La mission se termine en apothéose le dimanche : dans la matinée, a lieu une messe de communion générale à laquelle participe bon nombre de fidèles et notamment des hommes. 


Le temps de grâce que représente ces descentes de curés sur la paroisse est souvent immortalisé par la plantation d'une croix ou quelque autre manifestation remarquable. 

Pour la retraite de 1847, "la plantation d'une croix a clos les Saints Exercices"

Un vitrail fut placé dans l'église huit jours avant l'ouverture de la mission 1892 dédiée au Sacré-Cœur. Pour cette mission la plantation d'un calvaire eu lieu route de Derval. 



























En 1901, "Vingt-huit anciens marguilliers s'étaient présentés pour porter le brancard sur lequel reposait le Christ souvenir de la mission qui devait être placé en face de la chaire et qu'offrait M. le comte du Halgouët. 

Pendant une heure trente, la procession se déroula à travers le bourg magnifiquement décoré et le cri de Vive Jésus, vive la Croix répété par plus de quatre mille personnes mettait un frisson à l'âme des plus indifférents. 

Une fois rentrée dans l'église la Croix fut mise en place. Le Père Ménard fit pousser les acclamations à la Croix et à Jésus, et, les larmes aux yeux, fit ses adieux à cette chrétienne population et au clergé."

Le témoignage visible dans le paysage de la mission 1911 est la plantation d'un calvaire derrière l'église. Ce fut un grand moment.


Le soir, à sept heures et demi, "la mission était clôturée par une plantation de Croix près de l'école des garçons [Saint-Michel] sur un terrain appartenant à M. de Boisfleury et dépendant de la ferme des Porteaux. M. de Boisfleury donnait avec le terrain la croix magnifique mesurant 7 mètres 60. Le Christ était un don du docteur Benoist, enfin le socle de pierre était payé par la toujours humble Anne-Marie Hamel." 

En moins d'un quart d'heure le Christ fut fixé à son calvaire.

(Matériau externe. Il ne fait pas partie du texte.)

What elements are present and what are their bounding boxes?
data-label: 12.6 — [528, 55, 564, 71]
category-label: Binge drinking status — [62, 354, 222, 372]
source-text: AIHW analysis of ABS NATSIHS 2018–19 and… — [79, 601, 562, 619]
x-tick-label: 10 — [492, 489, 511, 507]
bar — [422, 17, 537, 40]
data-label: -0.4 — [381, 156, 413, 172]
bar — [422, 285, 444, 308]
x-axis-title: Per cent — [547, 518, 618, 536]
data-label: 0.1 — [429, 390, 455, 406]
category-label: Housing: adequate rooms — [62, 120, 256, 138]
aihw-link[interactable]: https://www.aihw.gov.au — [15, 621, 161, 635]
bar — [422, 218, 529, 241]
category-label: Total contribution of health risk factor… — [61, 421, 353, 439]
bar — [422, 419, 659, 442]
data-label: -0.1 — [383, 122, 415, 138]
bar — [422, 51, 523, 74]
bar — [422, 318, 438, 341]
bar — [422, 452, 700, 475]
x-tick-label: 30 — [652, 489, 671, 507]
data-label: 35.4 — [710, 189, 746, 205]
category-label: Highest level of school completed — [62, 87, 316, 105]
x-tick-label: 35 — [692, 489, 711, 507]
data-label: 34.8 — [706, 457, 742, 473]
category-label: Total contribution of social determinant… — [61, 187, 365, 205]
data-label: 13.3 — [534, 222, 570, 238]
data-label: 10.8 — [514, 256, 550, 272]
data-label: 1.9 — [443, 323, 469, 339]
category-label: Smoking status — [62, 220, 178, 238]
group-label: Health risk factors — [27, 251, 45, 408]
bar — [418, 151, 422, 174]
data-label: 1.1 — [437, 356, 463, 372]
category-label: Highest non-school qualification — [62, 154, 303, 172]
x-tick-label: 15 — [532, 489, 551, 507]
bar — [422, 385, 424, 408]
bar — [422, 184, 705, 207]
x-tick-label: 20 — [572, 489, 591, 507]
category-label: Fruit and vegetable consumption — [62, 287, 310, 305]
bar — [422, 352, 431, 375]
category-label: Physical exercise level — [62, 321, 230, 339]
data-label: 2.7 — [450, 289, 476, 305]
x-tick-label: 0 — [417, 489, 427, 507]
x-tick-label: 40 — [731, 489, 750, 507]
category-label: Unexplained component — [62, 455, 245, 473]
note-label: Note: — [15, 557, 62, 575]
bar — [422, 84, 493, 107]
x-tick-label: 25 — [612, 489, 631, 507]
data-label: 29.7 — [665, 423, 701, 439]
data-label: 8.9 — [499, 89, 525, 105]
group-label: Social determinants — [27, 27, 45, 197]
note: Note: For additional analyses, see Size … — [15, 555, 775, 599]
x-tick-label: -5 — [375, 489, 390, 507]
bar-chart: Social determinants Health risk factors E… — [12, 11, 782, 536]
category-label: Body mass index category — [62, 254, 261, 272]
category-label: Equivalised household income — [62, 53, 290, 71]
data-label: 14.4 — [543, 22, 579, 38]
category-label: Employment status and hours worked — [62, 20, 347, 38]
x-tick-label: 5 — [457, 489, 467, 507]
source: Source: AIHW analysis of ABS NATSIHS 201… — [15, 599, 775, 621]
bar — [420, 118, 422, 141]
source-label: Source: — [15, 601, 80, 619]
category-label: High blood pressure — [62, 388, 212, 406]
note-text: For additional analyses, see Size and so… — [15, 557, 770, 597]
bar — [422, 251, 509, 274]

La bénédiction du monument fut faite par le vicaire général l'abbé Loyer, ancien vicaire de Guémené.


On ne présente plus le Docteur Benoist dont j'ai beaucoup parlé sur ce blog, et dont on ne peut s'étonner qu'il investisse dans une anatomie. Quant à la dame Hamel à laquelle il est fait allusion, née en 1860, elle était petite-fille, fille, sœur et tante de boulangers de Guémené dont la lignée exerçait encore au Bourg, dans les années 1930.



















Puis une cérémonie d'adieu a lieu à l'église "beaucoup trop petite pour contenir tous les fidèles". Le Père Maindron intervient une dernière fois pour encourager sans doute les fidèles à demeurer fermes dans leur résolution.

Hélas, son sermon de trois quarts d'heure "parut un peu excessif malgré la bonne volonté de tous", selon le curé Arbeille. Ceci montre qu'il ne faut pas abuser des bonnes choses...

Et comme quoi, décidément, la prise de position du missionnaire est fatigante pour tout le monde.